You’re not sticking that in me

Just to show how strange my mind works, yesterday morning I had another one of my dreams. I was with a guy called ‘Danny’, now this was someone who I was at school with, but he was killed in a car crash when he was about 18. It was a real nasty one, car went over a cliff, was identified by dental records. Anyway, he was trying to jam a metal pole up my arse. I kept shouting at him, saying that he need to put a condom on it. Then after a while of prodding I said I would contact his dad who’d given me his business card, he was apparently a bishop.

I got up. Went to Tesco’s and picked up some beer. Forgot to buy tomato’s.

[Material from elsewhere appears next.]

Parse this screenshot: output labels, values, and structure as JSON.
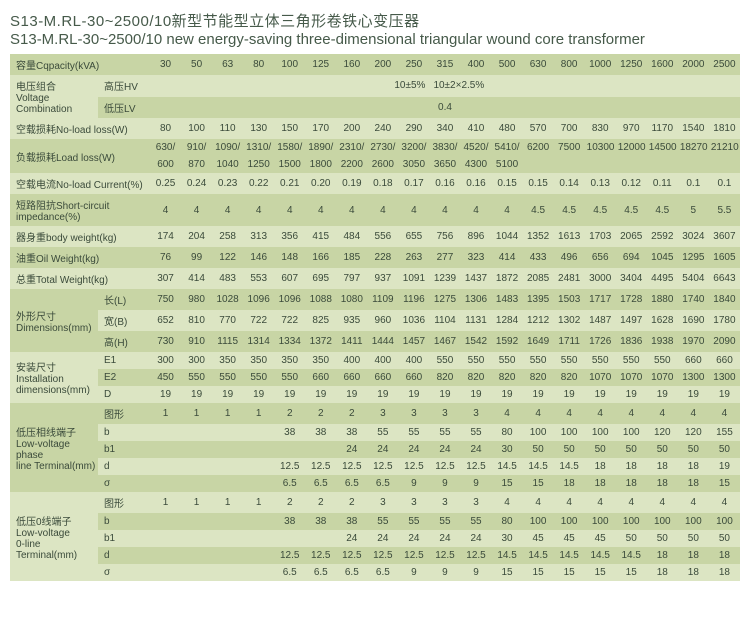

Came back and got on with the dining room. Basically it was sanding down bits which weren’t neutralised properly after the paint stripping. Took near enough all day, but done in the end.

Had a shower and then got picked up by Andy and Lisa. Tried to sort out new year, came up with something but that doesn’t look like it’s available now.

This morning, being a Monday I started somewhat late. Then got on with looking at ground cover and the joys of material replacement. Spent near enough all day on that.

Walked the dogs in the rain, it was very cold.

Went to combat. Did a home check for a pair of kittens. Came back and did a couple more hours. Material replacement now all works. Still quite a few other issues to sort out.

Oh, watched a set-up video on the Honeybee V2, I noticed that one of the servo’s on mine is upside down, no wonder it wanted to destroy the dining room. Still learnt a lot, ordered spare parts.

Jamie is working nights this week, so it’s just me and the dogs.